Iemand een hand geven, piano spelen of iets vastpakken wordt vrijwel onmogelijk zonder onze vingers. Zij stellen ons in staat om de meest complexe en alledaagse dingen te doen zonder er bij na te denken. Helaas kunnen de uitstekende vingers ook gevoelig zijn voor blessures.
In dit artikel bespreken we de anatomie van de vingers. Onderaan vind je meer informatie over de verschillende aandoeningen van deze gewrichten.

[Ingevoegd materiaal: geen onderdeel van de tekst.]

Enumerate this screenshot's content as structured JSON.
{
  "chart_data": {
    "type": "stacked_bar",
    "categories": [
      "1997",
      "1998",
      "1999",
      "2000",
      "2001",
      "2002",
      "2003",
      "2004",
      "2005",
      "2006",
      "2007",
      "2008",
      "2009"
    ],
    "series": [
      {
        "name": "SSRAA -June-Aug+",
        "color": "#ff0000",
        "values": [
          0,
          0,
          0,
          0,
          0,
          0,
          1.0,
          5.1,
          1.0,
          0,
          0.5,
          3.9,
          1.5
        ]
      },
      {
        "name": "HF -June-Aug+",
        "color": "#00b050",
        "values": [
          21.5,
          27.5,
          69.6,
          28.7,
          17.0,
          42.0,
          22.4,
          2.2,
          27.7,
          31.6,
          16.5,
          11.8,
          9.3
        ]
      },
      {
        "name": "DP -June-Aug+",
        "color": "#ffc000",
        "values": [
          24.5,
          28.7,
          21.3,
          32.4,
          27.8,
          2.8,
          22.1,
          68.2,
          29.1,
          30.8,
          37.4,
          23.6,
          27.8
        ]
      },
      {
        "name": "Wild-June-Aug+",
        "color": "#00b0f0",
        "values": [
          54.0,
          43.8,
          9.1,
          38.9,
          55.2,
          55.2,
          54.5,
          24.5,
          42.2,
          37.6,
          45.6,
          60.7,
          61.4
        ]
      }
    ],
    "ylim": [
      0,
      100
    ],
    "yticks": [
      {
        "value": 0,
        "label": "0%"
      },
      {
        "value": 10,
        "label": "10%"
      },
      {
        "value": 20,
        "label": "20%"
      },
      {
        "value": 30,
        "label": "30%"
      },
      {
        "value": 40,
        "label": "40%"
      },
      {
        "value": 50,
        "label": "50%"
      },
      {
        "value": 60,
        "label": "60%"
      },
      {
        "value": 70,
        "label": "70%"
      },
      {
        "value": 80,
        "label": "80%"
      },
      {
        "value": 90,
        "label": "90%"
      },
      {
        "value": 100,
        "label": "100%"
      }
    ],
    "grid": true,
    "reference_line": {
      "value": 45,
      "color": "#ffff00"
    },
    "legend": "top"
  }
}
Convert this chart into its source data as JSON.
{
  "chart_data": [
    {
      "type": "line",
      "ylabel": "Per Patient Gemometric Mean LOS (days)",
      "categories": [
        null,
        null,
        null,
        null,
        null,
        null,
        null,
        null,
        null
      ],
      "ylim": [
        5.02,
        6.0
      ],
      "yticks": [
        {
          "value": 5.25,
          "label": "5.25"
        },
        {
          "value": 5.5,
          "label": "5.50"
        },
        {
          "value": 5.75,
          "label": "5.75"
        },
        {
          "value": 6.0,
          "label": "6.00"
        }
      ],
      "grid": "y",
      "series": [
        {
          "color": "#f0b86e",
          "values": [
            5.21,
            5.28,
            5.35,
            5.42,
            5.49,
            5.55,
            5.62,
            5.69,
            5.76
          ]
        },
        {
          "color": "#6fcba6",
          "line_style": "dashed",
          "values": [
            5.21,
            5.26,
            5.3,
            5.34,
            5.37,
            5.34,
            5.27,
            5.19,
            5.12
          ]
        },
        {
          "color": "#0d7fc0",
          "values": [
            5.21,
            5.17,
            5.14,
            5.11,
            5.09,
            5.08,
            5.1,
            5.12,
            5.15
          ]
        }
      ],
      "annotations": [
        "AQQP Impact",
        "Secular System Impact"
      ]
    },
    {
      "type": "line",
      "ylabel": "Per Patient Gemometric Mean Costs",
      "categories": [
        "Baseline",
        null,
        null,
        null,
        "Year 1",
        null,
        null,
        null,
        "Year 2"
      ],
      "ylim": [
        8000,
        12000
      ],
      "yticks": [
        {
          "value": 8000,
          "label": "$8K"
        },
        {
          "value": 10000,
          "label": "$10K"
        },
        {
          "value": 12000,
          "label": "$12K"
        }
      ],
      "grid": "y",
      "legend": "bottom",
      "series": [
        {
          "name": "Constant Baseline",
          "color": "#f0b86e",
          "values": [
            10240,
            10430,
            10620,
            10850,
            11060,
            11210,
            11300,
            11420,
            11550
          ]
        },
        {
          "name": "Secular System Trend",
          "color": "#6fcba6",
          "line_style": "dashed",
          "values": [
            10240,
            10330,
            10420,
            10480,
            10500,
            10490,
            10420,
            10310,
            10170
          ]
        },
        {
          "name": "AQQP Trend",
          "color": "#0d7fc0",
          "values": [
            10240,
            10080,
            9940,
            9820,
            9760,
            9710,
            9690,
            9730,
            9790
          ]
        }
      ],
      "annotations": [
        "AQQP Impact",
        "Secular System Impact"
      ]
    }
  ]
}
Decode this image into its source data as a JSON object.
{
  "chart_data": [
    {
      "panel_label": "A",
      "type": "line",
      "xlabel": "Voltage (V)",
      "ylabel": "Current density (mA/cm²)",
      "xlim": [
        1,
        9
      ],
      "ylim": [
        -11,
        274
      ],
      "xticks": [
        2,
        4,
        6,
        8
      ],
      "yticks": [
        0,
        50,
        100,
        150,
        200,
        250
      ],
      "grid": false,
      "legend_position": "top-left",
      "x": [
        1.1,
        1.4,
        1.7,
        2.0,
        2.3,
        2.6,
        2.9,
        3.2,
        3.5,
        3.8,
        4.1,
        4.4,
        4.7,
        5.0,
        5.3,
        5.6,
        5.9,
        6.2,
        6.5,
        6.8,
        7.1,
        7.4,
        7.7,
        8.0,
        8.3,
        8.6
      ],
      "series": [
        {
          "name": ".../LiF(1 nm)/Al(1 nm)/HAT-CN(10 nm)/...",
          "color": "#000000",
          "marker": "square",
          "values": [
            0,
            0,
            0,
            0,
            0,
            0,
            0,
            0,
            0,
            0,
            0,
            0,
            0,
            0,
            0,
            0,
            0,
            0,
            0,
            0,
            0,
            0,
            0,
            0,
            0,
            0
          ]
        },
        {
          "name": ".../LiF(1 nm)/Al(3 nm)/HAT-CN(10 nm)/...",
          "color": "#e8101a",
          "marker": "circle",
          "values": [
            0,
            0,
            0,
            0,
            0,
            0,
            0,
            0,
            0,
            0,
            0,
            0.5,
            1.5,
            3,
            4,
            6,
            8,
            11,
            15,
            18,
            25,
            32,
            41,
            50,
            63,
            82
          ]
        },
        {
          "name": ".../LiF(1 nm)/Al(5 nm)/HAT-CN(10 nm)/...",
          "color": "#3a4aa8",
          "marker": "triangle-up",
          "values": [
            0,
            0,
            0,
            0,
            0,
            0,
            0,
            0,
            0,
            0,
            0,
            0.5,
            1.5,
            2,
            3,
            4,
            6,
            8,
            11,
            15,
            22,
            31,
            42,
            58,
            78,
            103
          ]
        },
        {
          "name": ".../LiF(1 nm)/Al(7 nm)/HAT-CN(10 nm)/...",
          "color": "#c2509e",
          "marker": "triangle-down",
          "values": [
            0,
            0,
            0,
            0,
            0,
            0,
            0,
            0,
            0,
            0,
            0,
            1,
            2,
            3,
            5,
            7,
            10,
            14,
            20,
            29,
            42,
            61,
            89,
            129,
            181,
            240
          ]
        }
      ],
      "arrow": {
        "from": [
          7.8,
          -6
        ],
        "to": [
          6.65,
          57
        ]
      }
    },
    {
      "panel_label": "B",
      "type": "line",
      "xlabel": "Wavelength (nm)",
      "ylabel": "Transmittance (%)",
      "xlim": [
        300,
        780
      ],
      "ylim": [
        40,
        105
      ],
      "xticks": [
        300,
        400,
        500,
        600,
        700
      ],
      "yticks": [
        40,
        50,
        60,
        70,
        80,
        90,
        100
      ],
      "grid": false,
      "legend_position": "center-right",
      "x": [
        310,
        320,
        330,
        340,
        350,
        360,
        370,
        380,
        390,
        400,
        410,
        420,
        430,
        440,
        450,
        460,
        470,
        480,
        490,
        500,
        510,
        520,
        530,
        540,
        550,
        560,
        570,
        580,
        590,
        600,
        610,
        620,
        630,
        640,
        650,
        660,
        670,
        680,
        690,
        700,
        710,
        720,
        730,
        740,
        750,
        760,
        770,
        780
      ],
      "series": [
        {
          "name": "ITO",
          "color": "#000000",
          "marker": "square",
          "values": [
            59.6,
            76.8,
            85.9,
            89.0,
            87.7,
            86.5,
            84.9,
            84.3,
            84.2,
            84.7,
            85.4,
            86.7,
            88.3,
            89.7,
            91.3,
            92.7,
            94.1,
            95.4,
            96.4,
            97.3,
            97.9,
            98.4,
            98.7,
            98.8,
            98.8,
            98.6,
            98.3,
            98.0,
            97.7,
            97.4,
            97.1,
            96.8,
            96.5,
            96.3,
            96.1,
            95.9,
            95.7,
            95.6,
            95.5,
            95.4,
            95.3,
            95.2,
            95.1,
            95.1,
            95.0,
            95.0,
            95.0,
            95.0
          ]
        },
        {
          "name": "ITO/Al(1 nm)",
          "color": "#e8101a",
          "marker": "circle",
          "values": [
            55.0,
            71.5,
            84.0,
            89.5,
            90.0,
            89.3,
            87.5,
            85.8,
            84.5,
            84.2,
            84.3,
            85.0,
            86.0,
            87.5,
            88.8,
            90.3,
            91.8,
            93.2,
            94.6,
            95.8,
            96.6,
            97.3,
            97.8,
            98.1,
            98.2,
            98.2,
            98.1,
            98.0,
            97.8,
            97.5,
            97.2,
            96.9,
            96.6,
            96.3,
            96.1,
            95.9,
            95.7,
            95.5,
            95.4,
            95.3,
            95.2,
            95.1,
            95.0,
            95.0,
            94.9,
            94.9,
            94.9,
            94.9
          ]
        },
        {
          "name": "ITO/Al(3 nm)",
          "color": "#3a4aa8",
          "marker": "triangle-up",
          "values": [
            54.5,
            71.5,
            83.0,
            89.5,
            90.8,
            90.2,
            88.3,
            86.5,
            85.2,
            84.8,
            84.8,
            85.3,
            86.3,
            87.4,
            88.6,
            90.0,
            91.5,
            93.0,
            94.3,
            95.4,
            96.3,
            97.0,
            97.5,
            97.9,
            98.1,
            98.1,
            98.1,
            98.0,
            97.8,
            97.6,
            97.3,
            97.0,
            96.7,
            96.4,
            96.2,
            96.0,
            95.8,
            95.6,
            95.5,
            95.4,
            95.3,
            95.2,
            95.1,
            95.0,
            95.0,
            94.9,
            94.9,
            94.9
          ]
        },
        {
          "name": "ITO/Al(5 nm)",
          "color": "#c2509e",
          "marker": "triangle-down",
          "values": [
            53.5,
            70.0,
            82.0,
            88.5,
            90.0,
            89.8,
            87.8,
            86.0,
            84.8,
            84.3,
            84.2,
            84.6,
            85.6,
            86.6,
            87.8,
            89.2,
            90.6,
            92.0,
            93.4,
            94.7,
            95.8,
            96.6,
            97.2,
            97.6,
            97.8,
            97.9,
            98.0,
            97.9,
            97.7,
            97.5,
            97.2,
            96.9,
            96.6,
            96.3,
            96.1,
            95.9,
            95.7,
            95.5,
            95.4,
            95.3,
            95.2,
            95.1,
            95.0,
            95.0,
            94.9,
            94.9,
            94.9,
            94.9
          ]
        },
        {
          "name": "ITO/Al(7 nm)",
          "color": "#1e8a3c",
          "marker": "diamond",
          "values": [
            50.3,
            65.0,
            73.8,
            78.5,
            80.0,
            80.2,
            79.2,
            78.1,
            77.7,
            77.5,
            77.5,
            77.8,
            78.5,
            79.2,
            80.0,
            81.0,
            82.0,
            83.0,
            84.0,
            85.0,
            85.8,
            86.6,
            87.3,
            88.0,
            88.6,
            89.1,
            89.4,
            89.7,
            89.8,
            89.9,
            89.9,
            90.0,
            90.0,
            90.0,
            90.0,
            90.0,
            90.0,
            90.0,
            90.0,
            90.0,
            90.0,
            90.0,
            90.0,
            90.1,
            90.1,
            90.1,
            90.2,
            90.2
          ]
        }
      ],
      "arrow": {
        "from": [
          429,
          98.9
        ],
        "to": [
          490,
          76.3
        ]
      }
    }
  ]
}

Botstructuren van de vingers
Een normale hand heeft vijf vingers; een duim, wijsvinger, middelvinger, ringvinger en pink. Startend bij de duim worden de vingers ook wel aangeduid met de nummers 1 t/m 5. Elke vinger bestaat uit meerdere botjes die ook wel vingerkootjes genoemd worden. De duim heeft twee kootjes en de andere vingers hebben er drie. Deze kootjes stellen ons in staat om onze vingers ergens omheen te krommen en goed vast te pakken. De vingerkootjes liggen in het verlengde van de middenhandsbeentjes en worden richting de vingertop steeds korter.
Naast een mechanische functie hebben de vingers natuurlijk ook een sensorische functie. Dat wil zeggen dat we door middel van onze tastzin, die erg goed ontwikkeld is aan de palmzijde van onze vingers, onze omgeving kunnen aftasten. We kunnen er bijvoorbeeld mee voelen of iets warm of koud, nat of droog, ruw of glad en scherp of stomp is. Allemaal erg belangrijke functies voor ons dagelijks functioneren en onze veiligheid.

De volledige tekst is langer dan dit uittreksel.